You can also run the converter using Docker, which handles all dependencies (including OpenCV) for you.
-
Build the Image:
docker build -t nitrogen-converter . -
Run the Container: You need to mount your local dataset folder into the container.
# Run against the 'nitrogen_dataset' folder in your current directory docker run --rm -v $(pwd)/nitrogen_dataset:/app/dataset nitrogen-converter --input /app/dataset --output /app/dataset/train.parquet
The scripts automatically detect the best resize mode based on the console:
- NES: Uses Crop mode (centers and crops to 256x256) to remove overscan borders.
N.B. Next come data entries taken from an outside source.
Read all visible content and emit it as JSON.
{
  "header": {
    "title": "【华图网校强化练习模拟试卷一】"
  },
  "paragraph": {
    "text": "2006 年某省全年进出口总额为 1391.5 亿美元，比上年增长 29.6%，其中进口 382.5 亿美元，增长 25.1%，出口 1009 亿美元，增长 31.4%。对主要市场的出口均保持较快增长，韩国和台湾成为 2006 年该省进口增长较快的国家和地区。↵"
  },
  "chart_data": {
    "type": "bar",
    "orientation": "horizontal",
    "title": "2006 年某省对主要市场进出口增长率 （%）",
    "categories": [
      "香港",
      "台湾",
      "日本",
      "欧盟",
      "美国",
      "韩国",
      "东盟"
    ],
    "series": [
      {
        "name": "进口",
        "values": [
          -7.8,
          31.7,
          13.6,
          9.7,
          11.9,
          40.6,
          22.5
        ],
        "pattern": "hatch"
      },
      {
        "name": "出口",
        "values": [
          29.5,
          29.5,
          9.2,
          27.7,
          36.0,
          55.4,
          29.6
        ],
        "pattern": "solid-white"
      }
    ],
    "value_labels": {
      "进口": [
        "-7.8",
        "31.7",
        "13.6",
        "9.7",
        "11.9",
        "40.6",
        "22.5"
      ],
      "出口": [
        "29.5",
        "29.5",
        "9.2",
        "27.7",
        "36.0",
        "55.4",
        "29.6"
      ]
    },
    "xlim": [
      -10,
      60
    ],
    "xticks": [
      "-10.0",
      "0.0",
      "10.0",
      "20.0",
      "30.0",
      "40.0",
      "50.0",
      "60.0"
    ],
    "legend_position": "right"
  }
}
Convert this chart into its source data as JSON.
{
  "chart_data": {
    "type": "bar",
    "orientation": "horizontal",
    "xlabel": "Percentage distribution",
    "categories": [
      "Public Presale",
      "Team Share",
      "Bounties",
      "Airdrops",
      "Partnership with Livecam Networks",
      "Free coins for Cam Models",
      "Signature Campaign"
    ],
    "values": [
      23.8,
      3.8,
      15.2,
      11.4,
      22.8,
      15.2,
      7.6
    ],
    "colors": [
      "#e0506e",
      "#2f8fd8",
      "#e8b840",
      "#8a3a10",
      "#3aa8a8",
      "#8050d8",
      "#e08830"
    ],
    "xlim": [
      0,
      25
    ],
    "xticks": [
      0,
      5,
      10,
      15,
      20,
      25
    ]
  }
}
- SNES: Uses Pad mode (adds black borders) to maintain aspect ratio within 256x256.
This configuration is saved in dataset_config.json by the Lua script and applied by the Python script.
This project includes tests for both the Python and Lua components.
The Python tests cover image preprocessing and dataset conversion logic.
- Calculated dependencies are required (installed via
requirements.txt), pluspytest.pip install pytest
- Run the tests:
pytest tests/
The Lua tests validation the input mapping logic and ensure the script structure is correct.
- Requires a standard Lua 5.4 interpreter.
- Run the tests:
lua tests/test_export_dataset.lua
Check out a real-world example of a dataset created with this tool:
A complete gameplay dataset of World 1, formatted for training vision-to-action models like NitroGen.
- Game: Felix the Cat (NES)
- Format: Parquet (images + controller inputs)
- Size: ~25,000 frames
- Source: Recorded via BizHawk, processed with this generator.
from datasets import load_dataset
# Load the dataset directly from Hugging Face
dataset = load_dataset("artryazanov/nitrogen-bizhawk-nes-felix-the-cat-world-1", split="train")This project is licensed under the MIT License - see the LICENSE file for details.